This has been going on for a while especially since starting TRP. The malicious women are mostly my sister and some family. I'm doing everything I can to blacklist them from my life. I've blocked them on facebook, for instance, but word about "what I was posting" comes back to me as if I'm a problem. The stuff in question was stuff my more masculine friends would share and I decided to nut up and start sharing it too like models, dude thoughts, etc. Harmless stuff. As of now, I have it deactivated and plan to keep it that way for the year. So that means they used a fake account or they're actively digging through others.

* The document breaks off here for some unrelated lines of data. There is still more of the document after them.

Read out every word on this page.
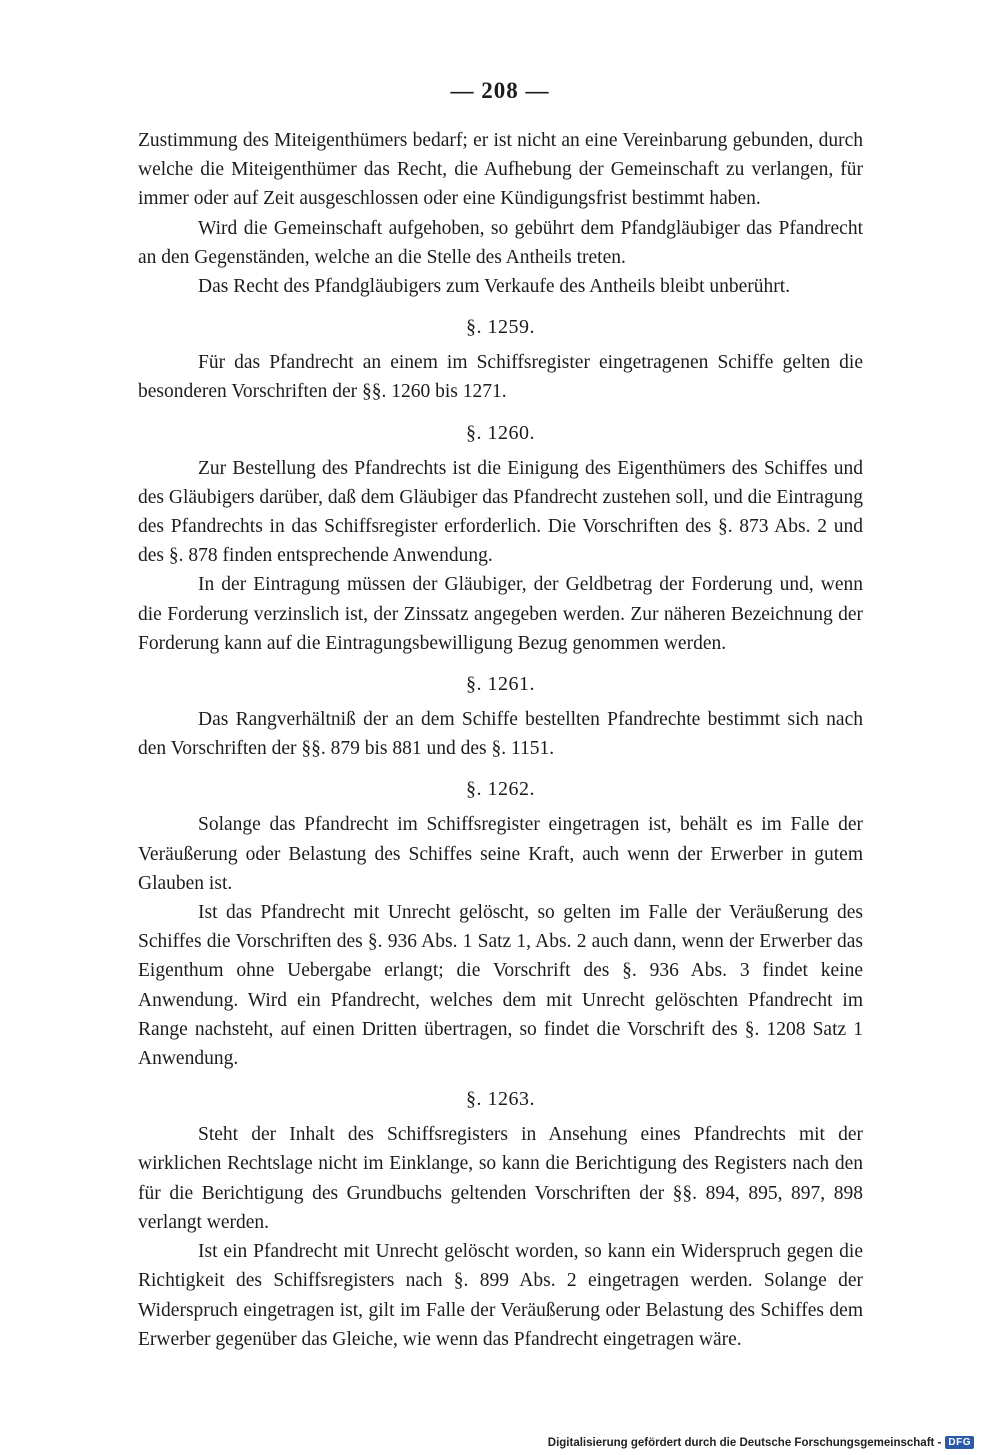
— 208 —

Zustimmung des Miteigenthümers bedarf; er ist nicht an eine Vereinbarung gebunden, durch welche die Miteigenthümer das Recht, die Aufhebung der Gemeinschaft zu verlangen, für immer oder auf Zeit ausgeschlossen oder eine Kündigungsfrist bestimmt haben.

Wird die Gemeinschaft aufgehoben, so gebührt dem Pfandgläubiger das Pfandrecht an den Gegenständen, welche an die Stelle des Antheils treten.

Das Recht des Pfandgläubigers zum Verkaufe des Antheils bleibt unberührt.

§. 1259.

Für das Pfandrecht an einem im Schiffsregister eingetragenen Schiffe gelten die besonderen Vorschriften der §§. 1260 bis 1271.

§. 1260.

Zur Bestellung des Pfandrechts ist die Einigung des Eigenthümers des Schiffes und des Gläubigers darüber, daß dem Gläubiger das Pfandrecht zustehen soll, und die Eintragung des Pfandrechts in das Schiffsregister erforderlich. Die Vorschriften des §. 873 Abs. 2 und des §. 878 finden entsprechende Anwendung.

In der Eintragung müssen der Gläubiger, der Geldbetrag der Forderung und, wenn die Forderung verzinslich ist, der Zinssatz angegeben werden. Zur näheren Bezeichnung der Forderung kann auf die Eintragungsbewilligung Bezug genommen werden.

§. 1261.

Das Rangverhältniß der an dem Schiffe bestellten Pfandrechte bestimmt sich nach den Vorschriften der §§. 879 bis 881 und des §. 1151.

§. 1262.

Solange das Pfandrecht im Schiffsregister eingetragen ist, behält es im Falle der Veräußerung oder Belastung des Schiffes seine Kraft, auch wenn der Erwerber in gutem Glauben ist.

Ist das Pfandrecht mit Unrecht gelöscht, so gelten im Falle der Veräußerung des Schiffes die Vorschriften des §. 936 Abs. 1 Satz 1, Abs. 2 auch dann, wenn der Erwerber das Eigenthum ohne Uebergabe erlangt; die Vorschrift des §. 936 Abs. 3 findet keine Anwendung. Wird ein Pfandrecht, welches dem mit Unrecht gelöschten Pfandrecht im Range nachsteht, auf einen Dritten übertragen, so findet die Vorschrift des §. 1208 Satz 1 Anwendung.

§. 1263.

Steht der Inhalt des Schiffsregisters in Ansehung eines Pfandrechts mit der wirklichen Rechtslage nicht im Einklange, so kann die Berichtigung des Registers nach den für die Berichtigung des Grundbuchs geltenden Vorschriften der §§. 894, 895, 897, 898 verlangt werden.

Ist ein Pfandrecht mit Unrecht gelöscht worden, so kann ein Widerspruch gegen die Richtigkeit des Schiffsregisters nach §. 899 Abs. 2 eingetragen werden. Solange der Widerspruch eingetragen ist, gilt im Falle der Veräußerung oder Belastung des Schiffes dem Erwerber gegenüber das Gleiche, wie wenn das Pfandrecht eingetragen wäre.

Digitalisierung gefördert durch die Deutsche Forschungsgemeinschaft - DFG
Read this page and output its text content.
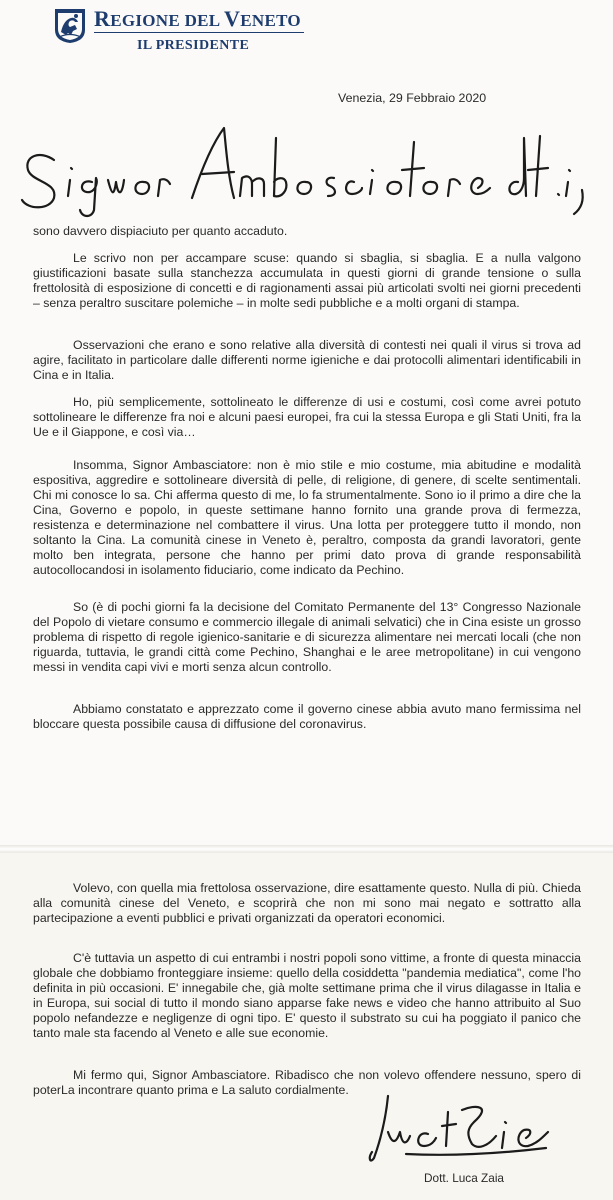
REGIONE DEL VENETO
IL PRESIDENTE
Venezia, 29 Febbraio 2020

sono davvero dispiaciuto per quanto accaduto.

Le scrivo non per accampare scuse: quando si sbaglia, si sbaglia. E a nulla valgono giustificazioni basate sulla stanchezza accumulata in questi giorni di grande tensione o sulla frettolosità di esposizione di concetti e di ragionamenti assai più articolati svolti nei giorni precedenti – senza peraltro suscitare polemiche – in molte sedi pubbliche e a molti organi di stampa.

Osservazioni che erano e sono relative alla diversità di contesti nei quali il virus si trova ad agire, facilitato in particolare dalle differenti norme igieniche e dai protocolli alimentari identificabili in Cina e in Italia.

Ho, più semplicemente, sottolineato le differenze di usi e costumi, così come avrei potuto sottolineare le differenze fra noi e alcuni paesi europei, fra cui la stessa Europa e gli Stati Uniti, fra la Ue e il Giappone, e così via…

Insomma, Signor Ambasciatore: non è mio stile e mio costume, mia abitudine e modalità espositiva, aggredire e sottolineare diversità di pelle, di religione, di genere, di scelte sentimentali. Chi mi conosce lo sa. Chi afferma questo di me, lo fa strumentalmente. Sono io il primo a dire che la Cina, Governo e popolo, in queste settimane hanno fornito una grande prova di fermezza, resistenza e determinazione nel combattere il virus. Una lotta per proteggere tutto il mondo, non soltanto la Cina. La comunità cinese in Veneto è, peraltro, composta da grandi lavoratori, gente molto ben integrata, persone che hanno per primi dato prova di grande responsabilità autocollocandosi in isolamento fiduciario, come indicato da Pechino.

So (è di pochi giorni fa la decisione del Comitato Permanente del 13° Congresso Nazionale del Popolo di vietare consumo e commercio illegale di animali selvatici) che in Cina esiste un grosso problema di rispetto di regole igienico-sanitarie e di sicurezza alimentare nei mercati locali (che non riguarda, tuttavia, le grandi città come Pechino, Shanghai e le aree metropolitane) in cui vengono messi in vendita capi vivi e morti senza alcun controllo.

Abbiamo constatato e apprezzato come il governo cinese abbia avuto mano fermissima nel bloccare questa possibile causa di diffusione del coronavirus.

Volevo, con quella mia frettolosa osservazione, dire esattamente questo. Nulla di più. Chieda alla comunità cinese del Veneto, e scoprirà che non mi sono mai negato e sottratto alla partecipazione a eventi pubblici e privati organizzati da operatori economici.

C'è tuttavia un aspetto di cui entrambi i nostri popoli sono vittime, a fronte di questa minaccia globale che dobbiamo fronteggiare insieme: quello della cosiddetta "pandemia mediatica", come l'ho definita in più occasioni. E' innegabile che, già molte settimane prima che il virus dilagasse in Italia e in Europa, sui social di tutto il mondo siano apparse fake news e video che hanno attribuito al Suo popolo nefandezze e negligenze di ogni tipo. E' questo il substrato su cui ha poggiato il panico che tanto male sta facendo al Veneto e alle sue economie.

Mi fermo qui, Signor Ambasciatore. Ribadisco che non volevo offendere nessuno, spero di poterLa incontrare quanto prima e La saluto cordialmente.

Dott. Luca Zaia
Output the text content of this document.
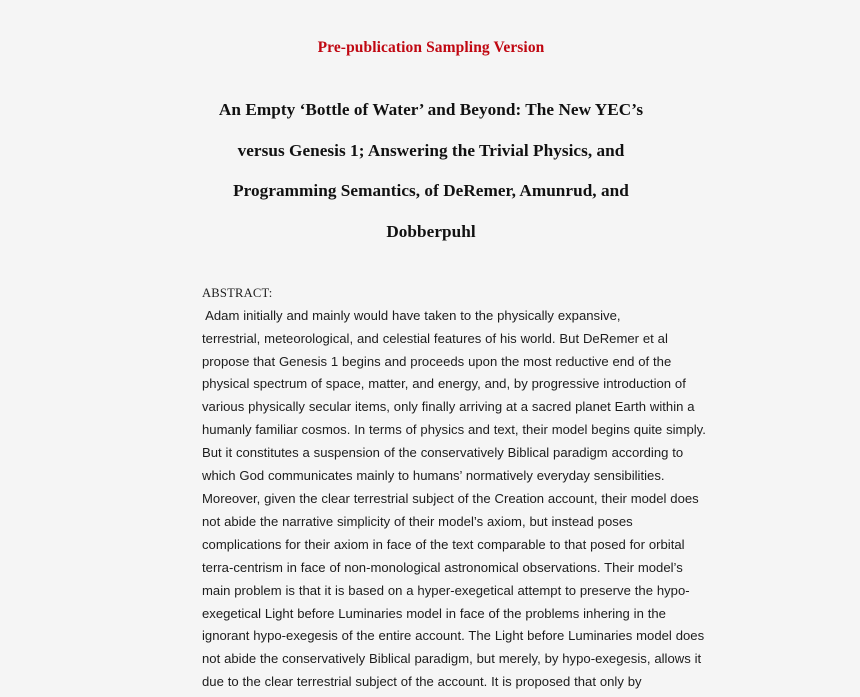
Pre-publication Sampling Version
An Empty ‘Bottle of Water’ and Beyond: The New YEC’s
versus Genesis 1; Answering the Trivial Physics, and
Programming Semantics, of DeRemer, Amunrud, and
Dobberpuhl
ABSTRACT:
Adam initially and mainly would have taken to the physically expansive,
terrestrial, meteorological, and celestial features of his world. But DeRemer et al
propose that Genesis 1 begins and proceeds upon the most reductive end of the
physical spectrum of space, matter, and energy, and, by progressive introduction of
various physically secular items, only finally arriving at a sacred planet Earth within a
humanly familiar cosmos. In terms of physics and text, their model begins quite simply.
But it constitutes a suspension of the conservatively Biblical paradigm according to
which God communicates mainly to humans’ normatively everyday sensibilities.
Moreover, given the clear terrestrial subject of the Creation account, their model does
not abide the narrative simplicity of their model’s axiom, but instead poses
complications for their axiom in face of the text comparable to that posed for orbital
terra-centrism in face of non-monological astronomical observations. Their model’s
main problem is that it is based on a hyper-exegetical attempt to preserve the hypo-
exegetical Light before Luminaries model in face of the problems inhering in the
ignorant hypo-exegesis of the entire account. The Light before Luminaries model does
not abide the conservatively Biblical paradigm, but merely, by hypo-exegesis, allows it
due to the clear terrestrial subject of the account. It is proposed that only by
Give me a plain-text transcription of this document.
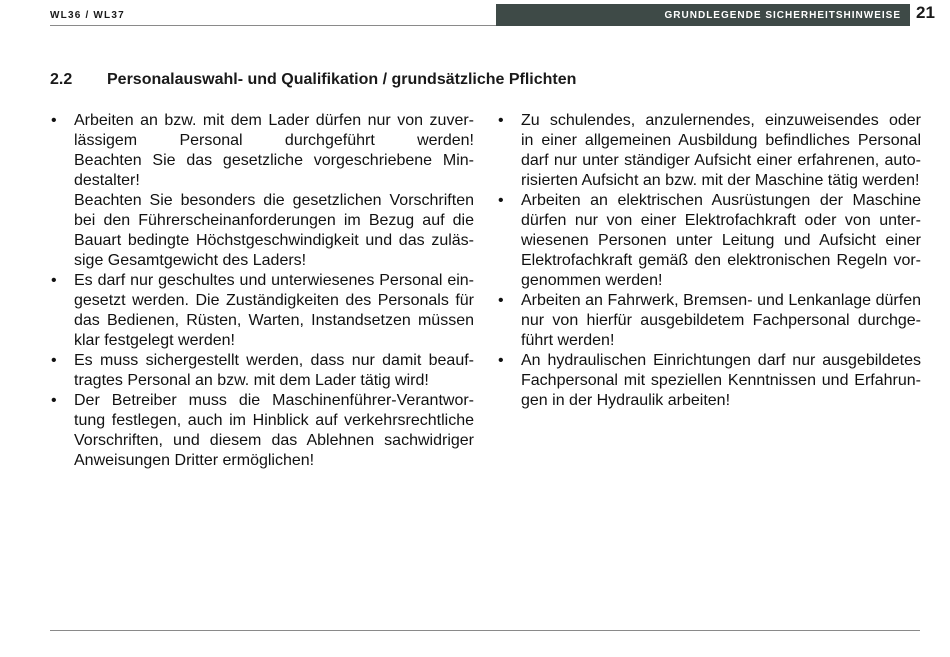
WL36 / WL37	GRUNDLEGENDE SICHERHEITSHINWEISE 21
2.2 Personalauswahl- und Qualifikation / grundsätzliche Pflichten
• Arbeiten an bzw. mit dem Lader dürfen nur von zuver-
lässigem Personal durchgeführt werden!
Beachten Sie das gesetzliche vorgeschriebene Min-
destalter!
Beachten Sie besonders die gesetzlichen Vorschriften
bei den Führerscheinanforderungen im Bezug auf die
Bauart bedingte Höchstgeschwindigkeit und das zuläs-
sige Gesamtgewicht des Laders!
• Es darf nur geschultes und unterwiesenes Personal ein-
gesetzt werden. Die Zuständigkeiten des Personals für
das Bedienen, Rüsten, Warten, Instandsetzen müssen
klar festgelegt werden!
• Es muss sichergestellt werden, dass nur damit beauf-
tragtes Personal an bzw. mit dem Lader tätig wird!
• Der Betreiber muss die Maschinenführer-Verantwor-
tung festlegen, auch im Hinblick auf verkehrsrechtliche
Vorschriften, und diesem das Ablehnen sachwidriger
Anweisungen Dritter ermöglichen!
• Zu schulendes, anzulernendes, einzuweisendes oder
in einer allgemeinen Ausbildung befindliches Personal
darf nur unter ständiger Aufsicht einer erfahrenen, auto-
risierten Aufsicht an bzw. mit der Maschine tätig werden!
• Arbeiten an elektrischen Ausrüstungen der Maschine
dürfen nur von einer Elektrofachkraft oder von unter-
wiesenen Personen unter Leitung und Aufsicht einer
Elektrofachkraft gemäß den elektronischen Regeln vor-
genommen werden!
• Arbeiten an Fahrwerk, Bremsen- und Lenkanlage dürfen
nur von hierfür ausgebildetem Fachpersonal durchge-
führt werden!
• An hydraulischen Einrichtungen darf nur ausgebildetes
Fachpersonal mit speziellen Kenntnissen und Erfahrun-
gen in der Hydraulik arbeiten!
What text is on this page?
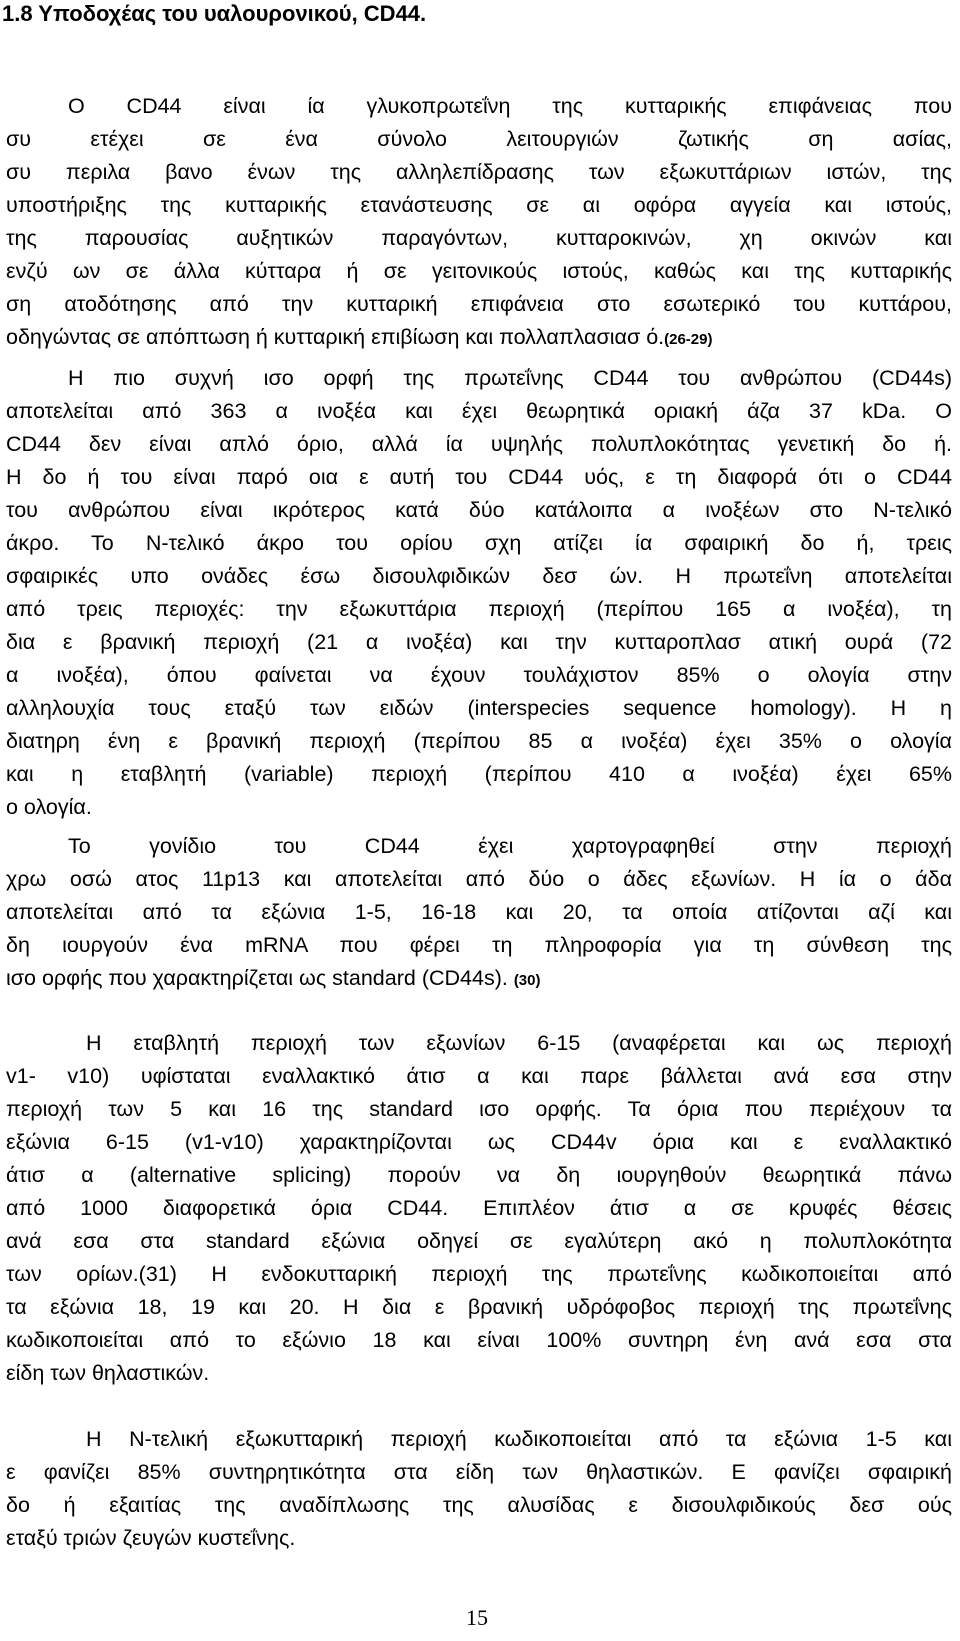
1.8 Υποδοχέας του υαλουρονικού, CD44.
Ο CD44 είναι ία γλυκοπρωτεΐνη της κυτταρικής επιφάνειας που
συ ετέχει σε ένα σύνολο λειτουργιών ζωτικής ση ασίας,
συ περιλα βανο ένων της αλληλεπίδρασης των εξωκυττάριων ιστών, της
υποστήριξης της κυτταρικής ετανάστευσης σε αι οφόρα αγγεία και ιστούς,
της παρουσίας αυξητικών παραγόντων, κυτταροκινών, χη οκινών και
ενζύ ων σε άλλα κύτταρα ή σε γειτονικούς ιστούς, καθώς και της κυτταρικής
ση ατοδότησης από την κυτταρική επιφάνεια στο εσωτερικό του κυττάρου,
οδηγώντας σε απόπτωση ή κυτταρική επιβίωση και πολλαπλασιασ ό.(26-29)
Η πιο συχνή ισο ορφή της πρωτεΐνης CD44 του ανθρώπου (CD44s)
αποτελείται από 363 α ινοξέα και έχει θεωρητικά οριακή άζα 37 kDa. Ο
CD44 δεν είναι απλό όριο, αλλά ία υψηλής πολυπλοκότητας γενετική δο ή.
Η δο ή του είναι παρό οια ε αυτή του CD44 υός, ε τη διαφορά ότι ο CD44
του ανθρώπου είναι ικρότερος κατά δύο κατάλοιπα α ινοξέων στο Ν-τελικό
άκρο. Το Ν-τελικό άκρο του ορίου σχη ατίζει ία σφαιρική δο ή, τρεις
σφαιρικές υπο ονάδες έσω δισουλφιδικών δεσ ών. Η πρωτεΐνη αποτελείται
από τρεις περιοχές: την εξωκυττάρια περιοχή (περίπου 165 α ινοξέα), τη
δια ε βρανική περιοχή (21 α ινοξέα) και την κυτταροπλασ ατική ουρά (72
α ινοξέα), όπου φαίνεται να έχουν τουλάχιστον 85% ο ολογία στην
αλληλουχία τους εταξύ των ειδών (interspecies sequence homology). Η η
διατηρη ένη ε βρανική περιοχή (περίπου 85 α ινοξέα) έχει 35% ο ολογία
και η εταβλητή (variable) περιοχή (περίπου 410 α ινοξέα) έχει 65%
ο ολογία.
Το γονίδιο του CD44 έχει χαρτογραφηθεί στην περιοχή
χρω οσώ ατος 11p13 και αποτελείται από δύο ο άδες εξωνίων. Η ία ο άδα
αποτελείται από τα εξώνια 1-5, 16-18 και 20, τα οποία ατίζονται αζί και
δη ιουργούν ένα mRNA που φέρει τη πληροφορία για τη σύνθεση της
ισο ορφής που χαρακτηρίζεται ως standard (CD44s). (30)
Η εταβλητή περιοχή των εξωνίων 6-15 (αναφέρεται και ως περιοχή
v1- v10) υφίσταται εναλλακτικό άτισ α και παρε βάλλεται ανά εσα στην
περιοχή των 5 και 16 της standard ισο ορφής. Τα όρια που περιέχουν τα
εξώνια 6-15 (v1-v10) χαρακτηρίζονται ως CD44v όρια και ε εναλλακτικό
άτισ α (alternative splicing) πορούν να δη ιουργηθούν θεωρητικά πάνω
από 1000 διαφορετικά όρια CD44. Επιπλέον άτισ α σε κρυφές θέσεις
ανά εσα στα standard εξώνια οδηγεί σε εγαλύτερη ακό η πολυπλοκότητα
των ορίων.(31) Η ενδοκυτταρική περιοχή της πρωτεΐνης κωδικοποιείται από
τα εξώνια 18, 19 και 20. Η δια ε βρανική υδρόφοβος περιοχή της πρωτεΐνης
κωδικοποιείται από το εξώνιο 18 και είναι 100% συντηρη ένη ανά εσα στα
είδη των θηλαστικών.
Η Ν-τελική εξωκυτταρική περιοχή κωδικοποιείται από τα εξώνια 1-5 και
ε φανίζει 85% συντηρητικότητα στα είδη των θηλαστικών. Ε φανίζει σφαιρική
δο ή εξαιτίας της αναδίπλωσης της αλυσίδας ε δισουλφιδικούς δεσ ούς
εταξύ τριών ζευγών κυστεΐνης.
15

Well today, I overheard a phone convo with my sister and gramps while I stay with him. She was digging about info on me since I've not talked to her in a few months (the day I decided to black list her for her treatment to me a few months when I visited her). She said she was "hoping I was treating him well" as if I've become a cruel person to my own loving grandparents. She lied how she treated me and claimed I yelled at her and she had to ask me to leave. Now that I'm older and a recovering nice guy, it's no wonder I'm paranoid.

So it's natural that the crabs in the bucket want to pull me back in. I'm not fitting the "picture" that's in their head. I'm more shameless and selfish but not cruel. Yet women I know, mainly family, are digging to find anything on me. It's funny cause these same women used to be STRIPPERS, have been with actual abusive men, and etc.

Call me paranoid but my gut has hardly been wrong. I can forsee these women being a constant problem in my life even thought I've cut them out and blocked them. I have plans on moving several states away and build a new life. Anyone else have experience with this? How do you handle this malicious behavior? I would not put it past my sister to frame me. She always did growing up.

Edit: Most of the commenters undermine the serious context of these women and refuse to try and understand. You can't ignore these women (and people) forever.